Professor Slee, currently deputy vice-chancellor of the University of Huddersfield, will succeed Susan Price when she retires at the end of August.
He has been at Huddersfield for five years and during that time, in 2013, the institution won the University of the Year title at the Times Higher Education Awards.
A historian by training, Professor Slee has held senior management posts at Northumbria, Durham and Aston universities, and has also served as head of education policy at the Confederation of British Industry.
David Lowen, chair of the board of governors at Leeds Beckett, said Professor Slee had “a wealth of experience in the sector and an in-depth knowledge of the local and regional environment within which our university operates”.
“He also has an excellent track record of senior leadership across similar institutions notable for achieving success and transformational change; his leadership and vision will be critical in developing our next strategic plan,” Mr Lowen said.

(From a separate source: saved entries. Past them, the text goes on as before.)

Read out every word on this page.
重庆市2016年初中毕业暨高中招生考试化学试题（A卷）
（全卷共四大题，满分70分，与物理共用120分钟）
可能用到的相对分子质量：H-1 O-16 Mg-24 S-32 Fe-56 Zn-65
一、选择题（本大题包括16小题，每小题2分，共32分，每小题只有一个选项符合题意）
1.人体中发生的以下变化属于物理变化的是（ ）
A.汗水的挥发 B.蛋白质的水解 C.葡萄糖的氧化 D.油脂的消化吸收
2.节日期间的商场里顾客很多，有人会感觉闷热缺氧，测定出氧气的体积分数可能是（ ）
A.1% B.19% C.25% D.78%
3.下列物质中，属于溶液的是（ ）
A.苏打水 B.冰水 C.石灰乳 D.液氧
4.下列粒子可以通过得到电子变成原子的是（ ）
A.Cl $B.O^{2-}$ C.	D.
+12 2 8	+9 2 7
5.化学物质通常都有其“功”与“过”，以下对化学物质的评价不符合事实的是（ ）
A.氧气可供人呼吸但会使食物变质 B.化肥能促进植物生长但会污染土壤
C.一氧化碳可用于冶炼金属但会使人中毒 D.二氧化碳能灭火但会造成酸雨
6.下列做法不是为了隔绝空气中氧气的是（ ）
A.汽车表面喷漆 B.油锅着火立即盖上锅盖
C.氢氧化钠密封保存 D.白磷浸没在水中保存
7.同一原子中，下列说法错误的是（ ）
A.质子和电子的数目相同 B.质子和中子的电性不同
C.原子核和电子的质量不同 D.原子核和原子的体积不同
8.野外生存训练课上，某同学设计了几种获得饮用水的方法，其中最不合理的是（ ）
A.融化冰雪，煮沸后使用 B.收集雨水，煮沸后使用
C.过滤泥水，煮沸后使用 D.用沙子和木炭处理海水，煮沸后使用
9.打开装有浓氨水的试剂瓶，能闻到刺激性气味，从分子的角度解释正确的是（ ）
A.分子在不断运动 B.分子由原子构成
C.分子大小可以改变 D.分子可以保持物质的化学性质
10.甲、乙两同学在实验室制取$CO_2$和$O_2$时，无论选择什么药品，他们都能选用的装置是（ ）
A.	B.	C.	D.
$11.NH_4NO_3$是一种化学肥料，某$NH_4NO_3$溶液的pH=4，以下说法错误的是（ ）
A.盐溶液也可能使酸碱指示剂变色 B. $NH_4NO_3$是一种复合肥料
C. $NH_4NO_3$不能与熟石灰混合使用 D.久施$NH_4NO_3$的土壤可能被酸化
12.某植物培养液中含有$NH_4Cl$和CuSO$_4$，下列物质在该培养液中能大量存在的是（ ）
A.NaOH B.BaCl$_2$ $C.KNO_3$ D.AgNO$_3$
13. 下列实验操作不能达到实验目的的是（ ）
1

Professor Slee said it was “an honour and a privilege” to be appointed Leeds Beckett’s vice-chancellor.
“The university is now very well placed to take advantage of the new opportunities the city of Leeds will gain from greater regional decentralisation,” he said. “I am proud to be joining a university which makes such a powerful and positive contribution to the social, economic and cultural wellbeing of the communities it serves, and through its commitment to world class learning transforms the lives of lives of so many people.”

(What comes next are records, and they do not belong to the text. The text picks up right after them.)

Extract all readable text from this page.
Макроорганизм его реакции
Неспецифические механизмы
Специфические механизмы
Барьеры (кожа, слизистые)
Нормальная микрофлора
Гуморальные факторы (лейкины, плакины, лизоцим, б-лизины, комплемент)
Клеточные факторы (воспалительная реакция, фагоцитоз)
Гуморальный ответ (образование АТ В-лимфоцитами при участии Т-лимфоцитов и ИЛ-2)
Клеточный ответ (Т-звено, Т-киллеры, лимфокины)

With Professor Slee as its deputy vice-chancellor, Huddersfield created the 3M Buckley Innovation Centre to foster business partnerships, quadrupled its international income, and in 2012 became the first university where 100 per cent of academic staff had achieved fellowship of the Higher Education Academy.
Leeds Beckett has undergone similarly dramatic change, moving under Professor Price from financial deficit to multi-million pound surplus and changing its name from Leeds Metropolitan University.